H1 FY26 Results
| Stock | Cleanspace Holdings Ltd (CSX.ASX) |
|---|---|
| Release Time | 26 Feb 2026, 8:51 a.m. |
| Price Sensitive | Yes |
CleanSpace Reports H1 FY26 Results
- Sustained revenue growth with strong margins
- Improved cash balance and operating EBITDA
- Revised FY26 revenue growth of ~15% and positive operating EBITDA for H2FY26
CleanSpace Holdings Limited, an Australian company that designs, manufactures, and sells premium respiratory protection solutions, has reported its H1 FY26 results. The company achieved sustained revenue growth with strong margins, reporting revenue of $10.1M, a 10% increase over the prior corresponding period (pcp). Gross margin strengthened to 75%, up from 74% in the pcp, due to continuous improvement initiatives. The company's cash balance improved to $9.8M, an 18% increase compared to the pcp.

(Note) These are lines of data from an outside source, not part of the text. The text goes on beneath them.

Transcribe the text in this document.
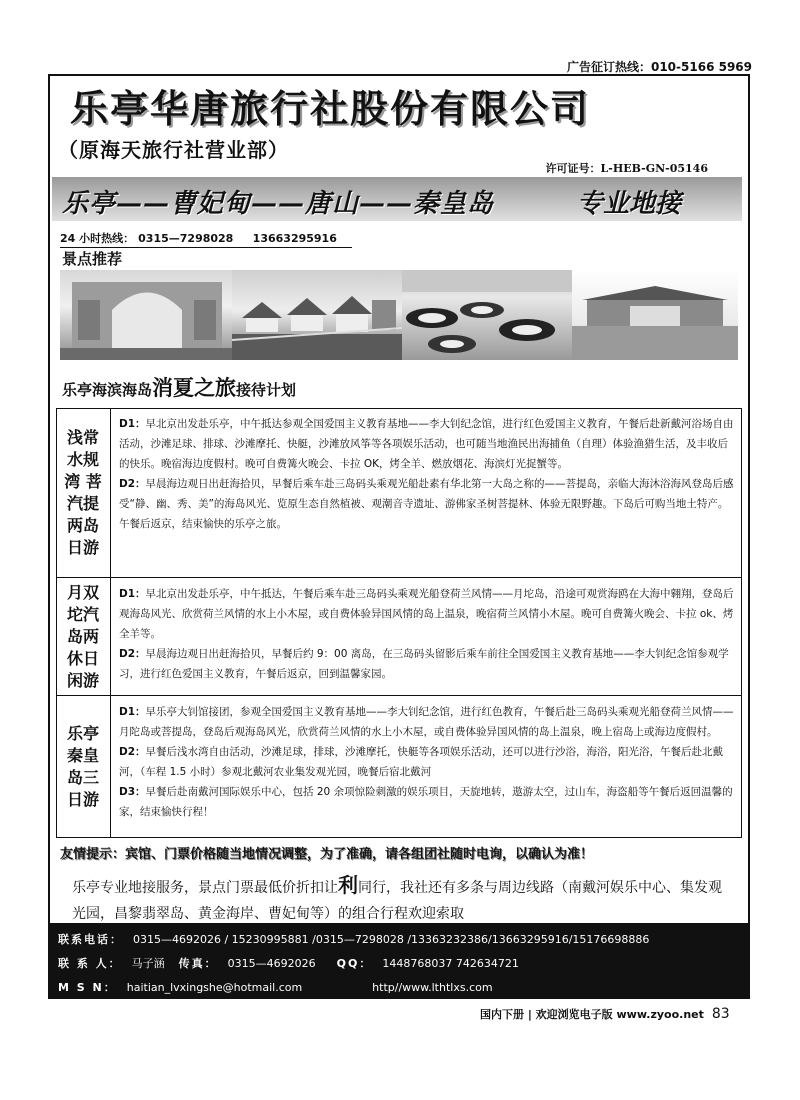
广告征订热线：010-5166 5969
乐亭华唐旅行社股份有限公司
（原海天旅行社营业部）
许可证号：L-HEB-GN-05146
乐亭——曹妃甸——唐山——秦皇岛	专业地接
24 小时热线： 0315—7298028 13663295916
景点推荐
乐亭海滨海岛消夏之旅接待计划
浅常水规湾 菩汽提两岛日游
D1：早北京出发赴乐亭，中午抵达参观全国爱国主义教育基地——李大钊纪念馆，进行红色爱国主义教育，午餐后赴新戴河浴场自由活动，沙滩足球、排球、沙滩摩托、快艇，沙滩放风筝等各项娱乐活动，也可随当地渔民出海捕鱼（自理）体验渔猎生活，及丰收后的快乐。晚宿海边度假村。晚可自费篝火晚会、卡拉 OK，烤全羊、燃放烟花、海滨灯光捉蟹等。
D2：早晨海边观日出赶海拾贝，早餐后乘车赴三岛码头乘观光船赴素有华北第一大岛之称的——菩提岛，亲临大海沐浴海风登岛后感受“静、幽、秀、美”的海岛风光、览原生态自然植被、观潮音寺遗址、游佛家圣树菩提林、体验无限野趣。下岛后可购当地土特产。午餐后返京，结束愉快的乐亭之旅。
月双坨汽岛两休日闲游
D1：早北京出发赴乐亭，中午抵达，午餐后乘车赴三岛码头乘观光船登荷兰风情——月坨岛，沿途可观赏海鸥在大海中翱翔，登岛后观海岛风光、欣赏荷兰风情的水上小木屋，或自费体验异国风情的岛上温泉，晚宿荷兰风情小木屋。晚可自费篝火晚会、卡拉 ok、烤全羊等。
D2：早晨海边观日出赶海拾贝，早餐后约 9：00 离岛，在三岛码头留影后乘车前往全国爱国主义教育基地——李大钊纪念馆参观学习，进行红色爱国主义教育，午餐后返京，回到温馨家园。
乐亭秦皇岛三日游
D1：早乐亭大钊馆接团，参观全国爱国主义教育基地——李大钊纪念馆，进行红色教育，午餐后赴三岛码头乘观光船登荷兰风情——月陀岛或菩提岛，登岛后观海岛风光，欣赏荷兰风情的水上小木屋，或自费体验异国风情的岛上温泉，晚上宿岛上或海边度假村。
D2：早餐后浅水湾自由活动，沙滩足球，排球，沙滩摩托，快艇等各项娱乐活动，还可以进行沙浴，海浴，阳光浴，午餐后赴北戴河，（车程 1.5 小时）参观北戴河农业集发观光园，晚餐后宿北戴河
D3：早餐后赴南戴河国际娱乐中心，包括 20 余项惊险刺激的娱乐项目，天旋地转，遨游太空，过山车，海盗船等午餐后返回温馨的家，结束愉快行程！
友情提示：宾馆、门票价格随当地情况调整，为了准确，请各组团社随时电询，以确认为准！
乐亭专业地接服务，景点门票最低价折扣让利同行，我社还有多条与周边线路（南戴河娱乐中心、集发观光园，昌黎翡翠岛、黄金海岸、曹妃甸等）的组合行程欢迎索取
联系电话： 0315—4692026 / 15230995881 /0315—7298028 /13363232386/13663295916/15176698886
联 系 人： 马子涵 传真： 0315—4692026 QQ： 1448768037 742634721
M S N： haitian_lvxingshe@hotmail.com	http//www.lthtlxs.com
国内下册 | 欢迎浏览电子版 www.zyoo.net 83
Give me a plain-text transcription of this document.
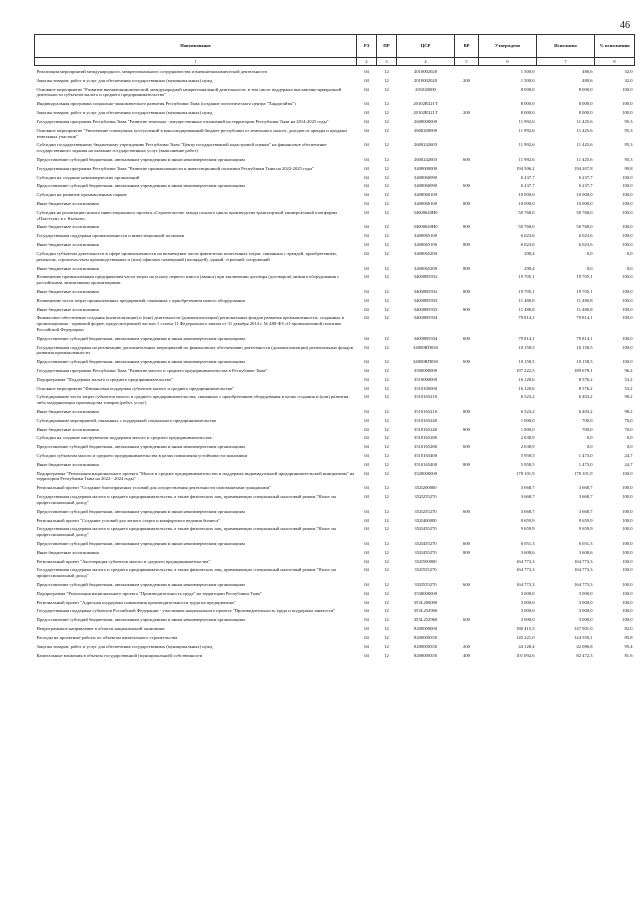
46
Наименование	РЗ	ПР	ЦСР	ВР	Утверждено	Исполнено	% исполнения
1	2	3	4	5	6	7	8
Реализация мероприятий международного, межрегионального сотрудничества и внешнеэкономической деятельности	04	12	2010002020		1 500,0	480,6	32,0
Закупка товаров, работ и услуг для обеспечения государственных (муниципальных) нужд	04	12	2010002020	200	1 500,0	480,6	32,0
Основное мероприятие "Развитие внешнеэкономической, международной межрегиональной деятельности, в том числе поддержка выставочно-ярмарочной деятельности субъектов малого и среднего предпринимательства"	04	12	201020000		8 000,0	8 000,0	100,0
Индивидуальная программа социально-экономического развития Республики Тыва (создание логистического центра "Хандагайты")	04	12	20102R321T		8 000,0	8 000,0	100,0
Закупка товаров, работ и услуг для обеспечения государственных (муниципальных) нужд	04	12	20102R321T	200	8 000,0	8 000,0	100,0
Государственная программа Республики Тыва "Развитие земельно - имущественных отношений на территории Республики Тыва на 2014-2025 годы"	04	12	2600000000		11 992,6	11 425,6	95,3
Основное мероприятие "Увеличение совокупных поступлений в консолидированный бюджет республики от земельного налога, доходов от аренды и продажи земельных участков"	04	12	2600200000		11 992,6	11 425,6	95,3
Субсидии государственному бюджетному учреждению Республики Тыва "Центр государственной кадастровой оценки" на финансовое обеспечение государственного задания на оказание государственных услуг (выполнение работ)	04	12	2600242603		11 992,6	11 425,6	95,3
Предоставление субсидий бюджетным, автономным учреждениям и иным некоммерческим организациям	04	12	2600242603	600	11 992,6	11 425,6	95,3
Государственная программа Республики Тыва "Развитие промышленности и инвестиционной политики Республики Тыва на 2022-2025 годы"	04	12	3400000000		194 506,2	194 207,8	99,8
Субсидии на создание некоммерческих организаций	04	12	3400060090		6 237,7	6 237,7	100,0
Предоставление субсидий бюджетным, автономным учреждениям и иным некоммерческим организациям	04	12	3400060090	600	6 237,7	6 237,7	100,0
Субсидии на развитие промышленных парков	04	12	3400060100		10 000,0	10 000,0	100,0
Иные бюджетные ассигнования	04	12	3400060100	800	10 000,0	10 000,0	100,0
Субсидия на реализацию нового инвестиционного проекта «Строительство завода полного цикла производства транспортной универсальной платформы «Пласттун» в г. Кызыле»	04	12	34000620Н0		50 768,0	50 768,0	100,0
Иные бюджетные ассигнования	04	12	34000620Н0	800	50 768,0	50 768,0	100,0
Государственная поддержка промышленности и инвестиционной политики	04	12	3400065100		6 023,6	6 023,6	100,0
Иные бюджетные ассигнования	04	12	3400065100	800	6 023,6	6 023,6	100,0
Субсидии субъектам деятельности в сфере промышленности на возмещение части фактически понесенных затрат, связанных с арендой, приобретением, ремонтом, строительством производственных и (или) офисных помещений (площадей), зданий, строений, сооружений	04	12	3400065200		298,4	0,0	0,0
Иные бюджетные ассигнования	04	12	3400065200	800	298,4	0,0	0,0
Возмещение промышленным предприятиям части затрат на уплату первого взноса (аванса) при заключении договора (договоров) лизинга оборудования с российскими лизинговыми организациями	04	12	34000R5932		19 705,1	19 705,1	100,0
Иные бюджетные ассигнования	04	12	34000R5932	800	19 705,1	19 705,1	100,0
Возмещение части затрат промышленных предприятий, связанных с приобретением нового оборудования	04	12	34000R5933		11 480,8	11 480,8	100,0
Иные бюджетные ассигнования	04	12	34000R5933	800	11 480,8	11 480,8	100,0
Финансовое обеспечение создания (капитализации) и (или) деятельности (докапитализации) региональных фондов развития промышленности, созданных в организационно - правовой форме, предусмотренной частью 1 статьи 11 Федерального закона от 31 декабря 2014 г. № 488-ФЗ «О промышленной политике Российской Федерации»	04	12	34000R5934		79 814,1	79 814,1	100,0
Предоставление субсидий бюджетным, автономным учреждениям и иным некоммерческим организациям	04	12	34000R5934	600	79 814,1	79 814,1	100,0
Государственная поддержка на реализацию дополнительных мероприятий по финансовому обеспечению деятельности (докапитализации) региональных фондов развития промышленности	04	12	34000RП030		10 158,5	10 158,5	100,0
Предоставление субсидий бюджетным, автономным учреждениям и иным некоммерческим организациям	04	12	34000RП030	600	10 158,5	10 158,5	100,0
Государственная программа Республики Тыва "Развитие малого и среднего предпринимательства в Республике Тыва"	04	12	3500000000		197 222,5	189 678,1	96,2
Подпрограмма "Поддержка малого и среднего предпринимательства"	04	12	3510000000		16 120,6	8 576,2	53,2
Основное мероприятие "Финансовая поддержка субъектов малого и среднего предпринимательства"	04	12	3510100000		16 120,6	8 576,2	53,2
Субсидирование части затрат субъектов малого и среднего предпринимательства, связанных с приобретением оборудования в целях создания и (или) развития либо модернизации производства товаров (работ, услуг)	04	12	3510165210		6 523,2	6 403,2	98,2
Иные бюджетные ассигнования	04	12	3510165210	800	6 523,2	6 403,2	98,2
Субсидирование мероприятий, связанных с поддержкой социального предпринимательства	04	12	3510165240		1 000,0	700,0	70,0
Иные бюджетные ассигнования	04	12	3510165240	800	1 000,0	700,0	70,0
Субсидии на создание инструментов поддержки малого и среднего предпринимательства	04	12	3510165280		2 638,9	0,0	0,0
Предоставление субсидий бюджетным, автономным учреждениям и иным некоммерческим организациям	04	12	3510165280	600	2 638,9	0,0	0,0
Субсидии субъектам малого и среднего предпринимательства в целях повышения устойчивости экономики	04	12	3510165400		5 958,5	1 473,0	24,7
Иные бюджетные ассигнования	04	12	3510165400	800	5 958,5	1 473,0	24,7
Подпрограмма "Реализация национального проекта "Малое и среднее предпринимательство и поддержка индивидуальной предпринимательской инициативы" на территории Республики Тыва на 2022 - 2024 годы"	04	12	3520000000		178 101,9	178 101,9	100,0
Региональный проект "Создание благоприятных условий для осуществления деятельности самозанятыми гражданами"	04	12	352I200000		3 668,7	3 668,7	100,0
Государственная поддержка малого и среднего предпринимательства, а также физических лиц, применяющих специальный налоговый режим "Налог на профессиональный доход"	04	12	352I255270		3 668,7	3 668,7	100,0
Предоставление субсидий бюджетным, автономным учреждениям и иным некоммерческим организациям	04	12	352I255270	600	3 668,7	3 668,7	100,0
Региональный проект "Создание условий для легкого старта и комфортного ведения бизнеса"	04	12	352I400000		9 659,9	9 659,9	100,0
Государственная поддержка малого и среднего предпринимательства, а также физических лиц, применяющих специальный налоговый режим "Налог на профессиональный доход"	04	12	352I455270		9 659,9	9 659,9	100,0
Предоставление субсидий бюджетным, автономным учреждениям и иным некоммерческим организациям	04	12	352I455270	600	6 051,3	6 051,3	100,0
Иные бюджетные ассигнования	04	12	352I455270	800	3 608,6	3 608,6	100,0
Региональный проект "Акселерация субъектов малого и среднего предпринимательства"	04	12	352I500000		164 773,3	164 773,3	100,0
Государственная поддержка малого и среднего предпринимательства, а также физических лиц, применяющих специальный налоговый режим "Налог на профессиональный доход"	04	12	352I555270		164 773,3	164 773,3	100,0
Предоставление субсидий бюджетным, автономным учреждениям и иным некоммерческим организациям	04	12	352I555270	600	164 773,3	164 773,3	100,0
Подпрограмма "Реализация национального проекта "Производительность труда" на территории Республики Тыва"	04	12	3530000000		3 000,0	3 000,0	100,0
Региональный проект "Адресная поддержка повышения производительности труда на предприятиях"	04	12	353L200000		3 000,0	3 000,0	100,0
Государственная поддержка субъектов Российской Федерации - участников национального проекта "Производительность труда и поддержка занятости"	04	12	353L252960		3 000,0	3 000,0	100,0
Предоставление субсидий бюджетным, автономным учреждениям и иным некоммерческим организациям	04	12	353L252960	600	3 000,0	3 000,0	100,0
Непрограммное направление в области национальной экономики	04	12	8200000000		180 415,3	147 901,0	82,0
Расходы на проектные работы по объектам капитального строительства	04	12	8200000350		145 221,0	124 559,1	85,8
Закупка товаров, работ и услуг для обеспечения государственных (муниципальных) нужд	04	12	8200000350	200	44 128,4	42 086,8	95,4
Капитальные вложения в объекты государственной (муниципальной) собственности	04	12	8200000350	400	101 092,6	82 472,3	81,6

Operating EBITDA improved by 25% to -$0.3M, driven by disciplined cost management while investing in future growth. The company received an R&D tax refund of ~$0.9M in February 2026. Regionally, Europe delivered another strong result, with growth led by West Europe and the Nordic region, reflecting continued market penetration and distributor execution. Asia Pacific and Rest of World declined by 22%, partly reflecting the timing of one-off business wins in the prior year, but the company expects sales momentum to improve as product certifications are secured and the regional distribution network further matures. North America delivered 8% growth, driven by the team established in 2025 and increasing direct engagement with end-users. The company's operating expenses increased by 8%, primarily due to higher sales and marketing investments and R&D, consistent with the company's strategy to invest in growth. The board remains confident in the company's strategy and expects revenue growth of approximately 15% for FY26, maintaining strong gross margins in the mid-70% range, achieving positive operating EBITDA in H2, and positive cash flow for the full year.
Revenue growth of ~15% for FY26, gross margin in the mid-70% range, positive operating EBITDA for H2FY26, and positive cash flow for the full year.
The board remains confident that the company's strategy will support profitable growth in the near-term, with a focus on disciplined execution, strengthening commercial capability, and accelerating innovation.